[E-Lang] the return of `return'
Bill Frantz
frantz@pwpconsult.com
Wed, 20 Jun 2001 12:10:02 -0700
At 6:33 AM -0700 6/20/01, Jonathan S. Shapiro wrote:
>There is a consistency of design issue here. Either blocks return the value
>of their last expression/statement or they do not. I strongly advocate that
>they should, because there are various programattic things that are hard to
>do otherwise.
>
>The second question then becomes: what do control structures (if, while,
>for, functions, etc.) return?
>
>For consistency, it is desirable for them to return *something*. If they
>must return something, the logical thing for them to return is the value of
>the last statement executed within the scope that they dominate.
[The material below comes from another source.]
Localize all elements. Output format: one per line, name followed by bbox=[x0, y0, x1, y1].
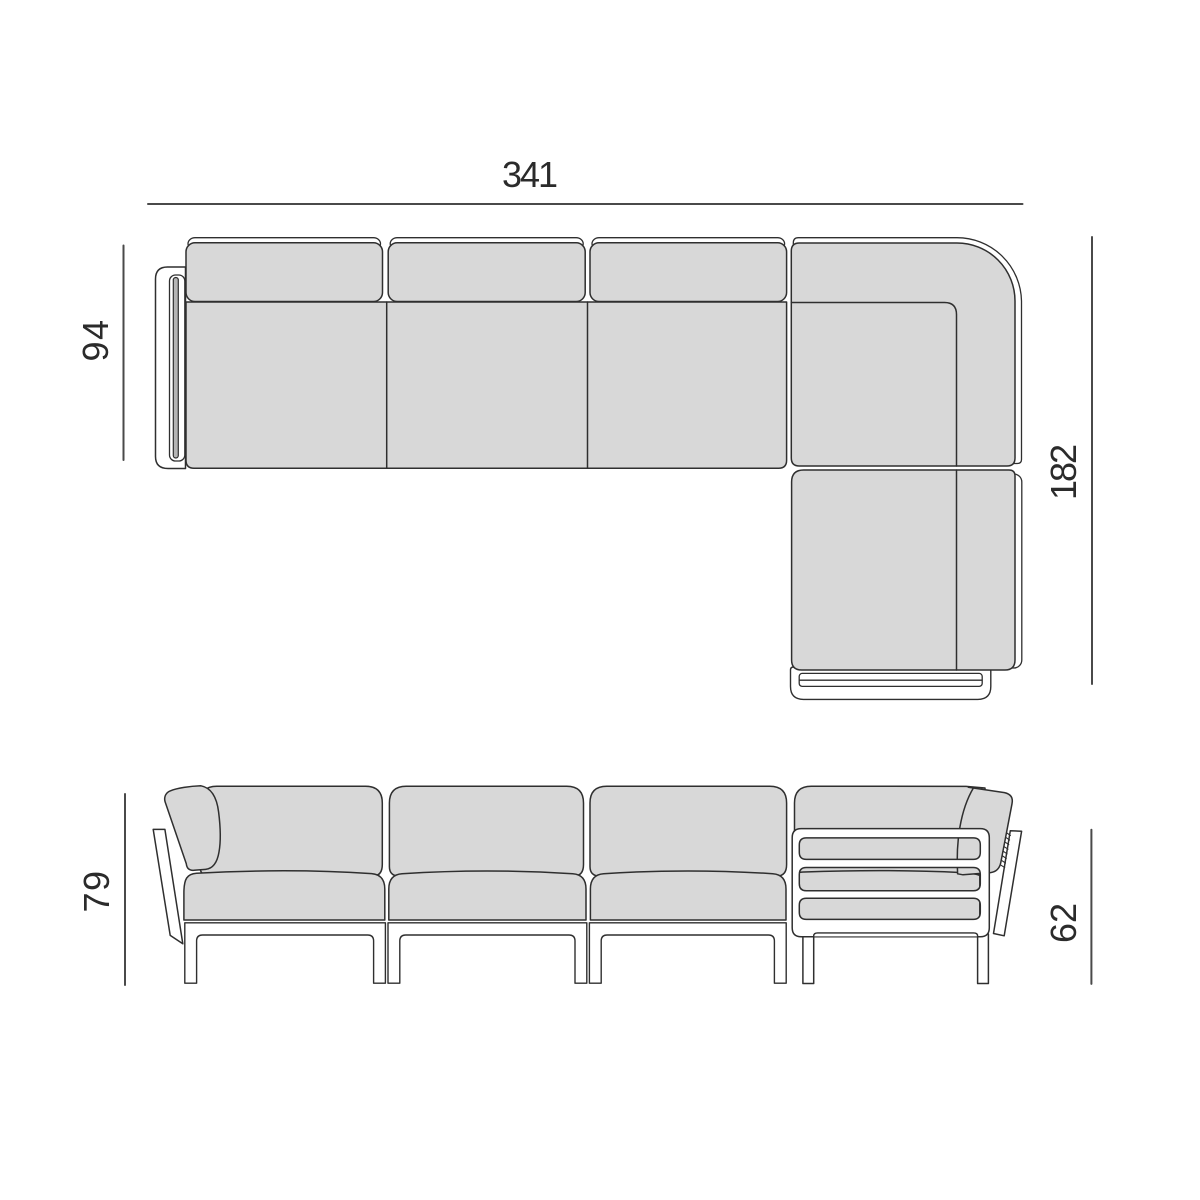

Algol 68 supplied an answer to what control structures return:
if (only) returned the value of the block or EMPTY (of type VOID) when the
block was not executed.
if-else returned the value of the block which was executed.
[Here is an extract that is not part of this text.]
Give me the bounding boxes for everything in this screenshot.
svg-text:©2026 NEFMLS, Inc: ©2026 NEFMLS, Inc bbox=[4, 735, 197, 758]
select/case returned the value of the case block executed. (No, it didn't
have C's error-prone fall-thru case syntax.)
while/for/do returned EMPTY. (Norm Hardy, Charlie Landau, and I thought it
might be interesting to have them return an array of values, one element
for each value produced by the repeated evaluation of the block.)
functions/blocks returned the value of their last statement.